Koki Ikeda

Personal information
- Nationality: Japanese
- Born: 3 May 1998 (age 28) Hamamatsu, Shizuoka Prefecture, Japan

Sport
- Sport: Athletics
- Event: Race walking

Medal record
Men's athletics
Representing Japan
Olympic Games
| Silver medal – second place | 2020 Tokyo | 20 km walk |
World Championships
| Silver medal – second place | 2022 Eugene | 20 km walk |
World Team Championships
| Silver medal – second place | 2024 Antalya | Marathon walk (mixed relay) |
Summer Universiade
| Gold medal – first place | 2019 Naples | 20 km walk |

= Koki Ikeda =

Japanese racewalker (born 1998)

Koki Ikeda (池田 向希, Ikeda Kōki) is a Japanese racewalking athlete. He studied at Toyo University.

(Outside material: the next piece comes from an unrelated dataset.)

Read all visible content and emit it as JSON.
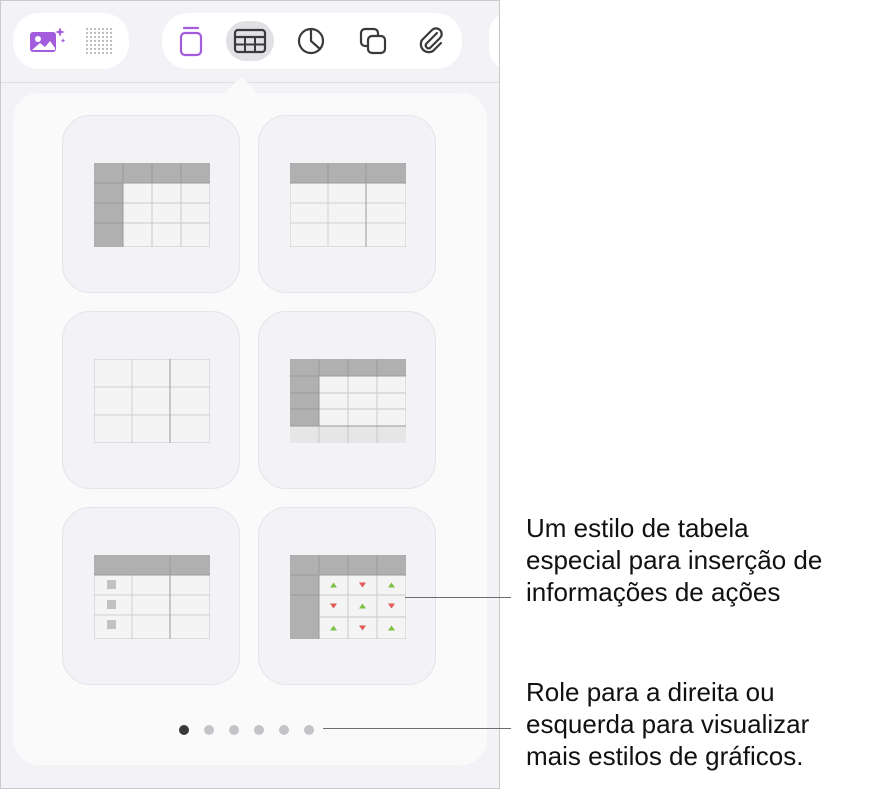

Ikeda won a bronze medal in 20 kilometres race walk at the 2019 Asian Race Walking Championships in Nomi. He represented Japan at the 2019 World Athletics Championships, competing in 20 kilometres walk. He won a silver medal at 2020 Summer Olympics and the 2022 World Athletics Championships in the same event.

In February 2025, Ikeda was banned for anti-doping violations for four years from November 2024 with results from June 2023 disqualified. His blood samples showed abnormalities alleged to indicate tampering.